Figure 5. Blackmagic”s Disk Speed Test on the RAID drive.

I started by running Blackmagic”s Disk Speed Test in both cases. Using the SATA drive, the test measured write performance at 100.8MBps.

As you can see in Figure 5, the RAID drive boosted write performance to 191.4 MB/second, almost double.

I then captured some test video clips from my Panasonic AG-HMC150, a full-resolution, full-data-rate AVCHD camcorder, using the Decklink”s HDMI connection.
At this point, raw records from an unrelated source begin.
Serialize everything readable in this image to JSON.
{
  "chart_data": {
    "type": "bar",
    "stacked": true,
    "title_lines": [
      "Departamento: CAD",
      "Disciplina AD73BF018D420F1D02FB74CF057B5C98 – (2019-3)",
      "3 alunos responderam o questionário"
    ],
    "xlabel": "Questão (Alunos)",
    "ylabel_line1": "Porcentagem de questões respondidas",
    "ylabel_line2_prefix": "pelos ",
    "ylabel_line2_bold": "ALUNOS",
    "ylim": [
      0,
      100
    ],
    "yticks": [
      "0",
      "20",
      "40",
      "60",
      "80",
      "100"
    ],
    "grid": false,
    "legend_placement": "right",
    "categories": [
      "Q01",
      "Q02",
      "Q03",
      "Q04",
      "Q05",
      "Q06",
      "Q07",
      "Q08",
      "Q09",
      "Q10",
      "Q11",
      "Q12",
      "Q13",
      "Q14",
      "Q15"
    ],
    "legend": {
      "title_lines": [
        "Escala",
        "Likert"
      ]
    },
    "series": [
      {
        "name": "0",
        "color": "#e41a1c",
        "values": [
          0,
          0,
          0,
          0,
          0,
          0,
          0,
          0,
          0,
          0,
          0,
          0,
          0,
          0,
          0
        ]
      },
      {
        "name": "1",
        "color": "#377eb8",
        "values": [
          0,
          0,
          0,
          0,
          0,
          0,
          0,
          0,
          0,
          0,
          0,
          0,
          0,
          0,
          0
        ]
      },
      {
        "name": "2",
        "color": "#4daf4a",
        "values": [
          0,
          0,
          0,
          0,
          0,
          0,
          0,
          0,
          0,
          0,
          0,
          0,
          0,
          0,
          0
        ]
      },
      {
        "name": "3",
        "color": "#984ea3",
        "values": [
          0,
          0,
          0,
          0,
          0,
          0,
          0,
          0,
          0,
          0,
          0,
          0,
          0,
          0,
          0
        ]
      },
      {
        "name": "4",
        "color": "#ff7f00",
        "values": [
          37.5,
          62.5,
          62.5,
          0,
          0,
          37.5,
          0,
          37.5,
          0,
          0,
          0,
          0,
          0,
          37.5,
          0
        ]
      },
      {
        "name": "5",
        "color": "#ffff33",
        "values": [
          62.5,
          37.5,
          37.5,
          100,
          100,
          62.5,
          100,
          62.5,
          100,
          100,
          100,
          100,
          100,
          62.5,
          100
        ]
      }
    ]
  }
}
Between a recent piano recital of my darling daughters and some street shots from a recent music festival here in town, I had a nice selection of 720p and 1080i footage.

Figure 6. My irresistible Whatley, capturing fine in 720p in 10-bit Blackmagic format, but only to the RAID drive.
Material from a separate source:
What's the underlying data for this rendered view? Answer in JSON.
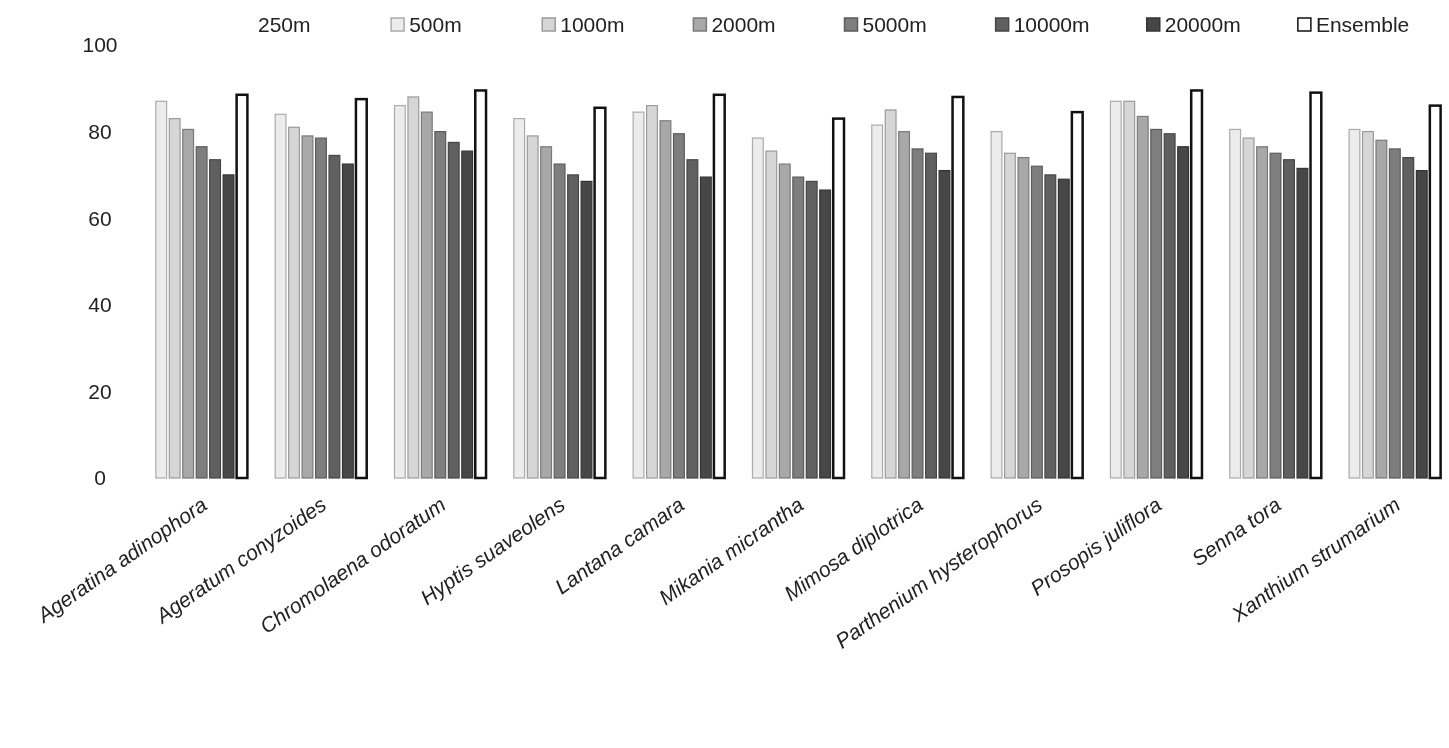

I tried capturing the two types of footage in three formats; Apple ProRes 422 HQ and 8-bit and 10-bit Blackmagic format, using the SATA drives in the first setup and the RAID drives in the second. The SATA drive did fine with ProRes 422 HQ in both resolutions, but it failed in all other attempts, even though Blackmagic”s Disk Speed Test seemed to indicate that the SATA drive could handle 720p in both Blackmagic formats. Go figure. As a retest, I tried capturing to the SATA system drive in the RAID setup and got the same result.

Scratching my head, I decided to check the data rates of the captured files using Final Cut Pro”s Item Properties window, and the reason for the failures quickly became evident. Even at 720p, Blackmagic”s native formats are enormous, and at 1080i, they”re simply overwhelming. You can capture either format with a SATA drive if you use ProRes, but otherwise, you need the RAID drives.

Just for fun, I wanted to see how much more headroom the RAID drives delivered during editing, and created two projects using multiple 720p files in ProRes 422 HQ format, with one in the background and the other streams inserted as 30-percent-sized picture-in-pictures. I set preview at Unlimited RT, with quality set to high and frame rate to full.

Table 1. Performance trials for SATA and RAID drives.

Retrieving from the SATA drive, I experienced the first dropped frames at six streams, while the RAID drive started hiccupping at 10 streams. While this test is fairly uninteresting from an editing perspective, since few projects involve realtime preview of in this or a similar configuration, the results bode well for performance in a video server environment, where the RAID cards should come close to doubling performance over SATA drives. As shown in the table, CPU use was actually fairly low in both scenarios, leaving plenty of headroom for other activities.

Overall, from all angles—performance, expandability, and serviceability—the new Mac Pro is an impressive piece of hardware.